Besides the fierce Thetis, the most interesting characters are those who appear in cameos: Odysseus, Agamemnon and Diomedes -- the leaders of the Greek forces against Troy. They embody the violence, the ambition and the hubris of the Mycenean-led forces who drag kings and warriors into battle and corrupt the heart.

21rainpebble
jun 29, 2013, 2:15 pm

Wondering what you are planning to read in Orange July? It's almost upon us.

22janeajones
jul 3, 2013, 5:33 pm

Reading and thoroughly enjoying Wolf Hall.

23rainpebble
jul 4, 2013, 7:59 pm

So happy that you are enjoying it Jane. It's a good one.

24LizzieD
jul 10, 2013, 10:05 am

I have to say that I think that Bring Up the Bodies is even better. There's just so much there! I read pretty superficially, but even I can see depths to explore.

25janeajones
jan 2, 2015, 7:38 pm

Well, I haven't been here in a long time, and the Orange is now the Bailey's, and I've just read Burial Rites as my first book of 2015 -- thanks to a gift from my Virago Secret Santa.

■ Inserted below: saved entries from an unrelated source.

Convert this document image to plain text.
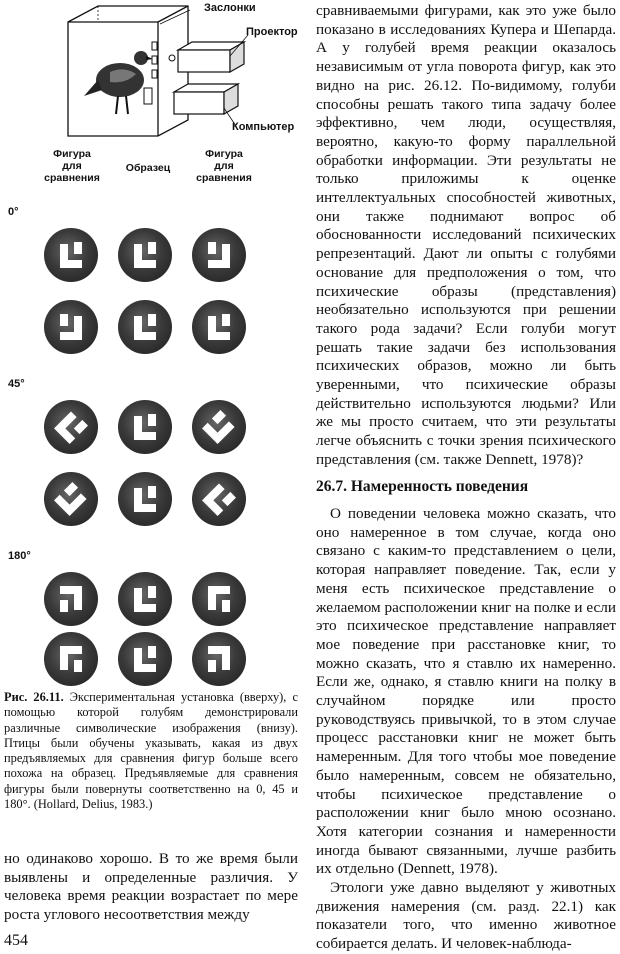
Заслонки
Проектор
Компьютер
Фигура для сравнения
Образец
Фигура для сравнения
0°
45°
180°

Рис. 26.11. Экспериментальная установка (вверху), с помощью которой голубям демонстрировали различные символические изображения (внизу). Птицы были обучены указывать, какая из двух предъявляемых для сравнения фигур больше всего похожа на образец. Предъявляемые для сравнения фигуры были повернуты соответственно на 0, 45 и 180°. (Hollard, Delius, 1983.)

но одинаково хорошо. В то же время были выявлены и определенные различия. У человека время реакции возрастает по мере роста углового несоответствия между

сравниваемыми фигурами, как это уже было показано в исследованиях Купера и Шепарда. А у голубей время реакции оказалось независимым от угла поворота фигур, как это видно на рис. 26.12. По-видимому, голуби способны решать такого типа задачу более эффективно, чем люди, осуществляя, вероятно, какую-то форму параллельной обработки информации. Эти результаты не только приложимы к оценке интеллектуальных способностей животных, они также поднимают вопрос об обоснованности исследований психических репрезентаций. Дают ли опыты с голубями основание для предположения о том, что психические образы (представления) необязательно используются при решении такого рода задачи? Если голуби могут решать такие задачи без использования психических образов, можно ли быть уверенными, что психические образы действительно используются людьми? Или же мы просто считаем, что эти результаты легче объяснить с точки зрения психического представления (см. также Dennett, 1978)?

26.7. Намеренность поведения

О поведении человека можно сказать, что оно намеренное в том случае, когда оно связано с каким-то представлением о цели, которая направляет поведение. Так, если у меня есть психическое представление о желаемом расположении книг на полке и если это психическое представление направляет мое поведение при расстановке книг, то можно сказать, что я ставлю их намеренно. Если же, однако, я ставлю книги на полку в случайном порядке или просто руководствуясь привычкой, то в этом случае процесс расстановки книг не может быть намеренным. Для того чтобы мое поведение было намеренным, совсем не обязательно, чтобы психическое представление о расположении книг было мною осознано. Хотя категории сознания и намеренности иногда бывают связанными, лучше разбить их отдельно (Dennett, 1978).

Этологи уже давно выделяют у животных движения намерения (см. разд. 22.1) как показатели того, что именно животное собирается делать. И человек-наблюда-

454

Shortlisted for the 2014 Bailey's Prize (formerly the Orange Prize), Burial Rites is Hannah Kent's first novel. As a historical novel reimagining the murder of a landowner involving his female servant who is confiding her story to a sympathetic young man, it must bear some comparison to Margaret Atwood's Alias Grace to any reader familiar with Atwood's work.

However, Burial Rites stands on its own as an accomplished work of fiction with a well developed protagonist, a highly detailed picture of northern Iceland in the early 19th century, and thoroughly researched background material.

Agnes Magnusdottir was the last person to be executed in Iceland on January 12, 1830. She, along with Sigridur Gudmundsdottir and Fridik Sigurdsson, was convicted of murdering Natan Ketilsson and Petur Jonsson and burning down Natan's house to try to conceal the crime. The murder is well known to this day in Iceland, and Agnes is generally characterized in local legend as a scorned and vengeful lover who incited two young people to violence and murder.

Kent, who first heard the tale when she was an exchange student in Iceland, was fascinated by the character of Agnes and her isolated existence. An illegitimate child, abandoned by her mother at 6, Agnes was brought up in poverty and servitude. Nevertheless, like nearly all Icelanders in the 19th century, she was literate, and she had a roving intelligence that embraced the lore of the sagas and the starkness of the Icelandic landscape.

The novel spans the period of about six months before Agnes's execution when she is being held by a local official's family to await final authorization from the King in Denmark to proceed with the sentence. Within the family she labors as a servant, and Kent explores the evolving relationships within the family. Agnes is assigned a spiritual advisor, Thorvadur Jonsson, to whom she gradually tells her story.

So what was Agnes's role in the murder? This is the crux of the novel, and the reader's judgement depends of the interpretation of the reliability of the narrator.

All in all, a highly accomplished first novel -- and a good note to begin the year on.

26rainpebble
Redigeret: jan 13, 2015, 11:00 pm



I think several of us have chosen this as our first Orange/Baileys of 2015. I thought it a brilliant book.
Well reviewed Jane.

27Nickelini
jan 13, 2015, 11:22 pm

Jane -- on the wishlist with that one. Thanks for pointing it out to me.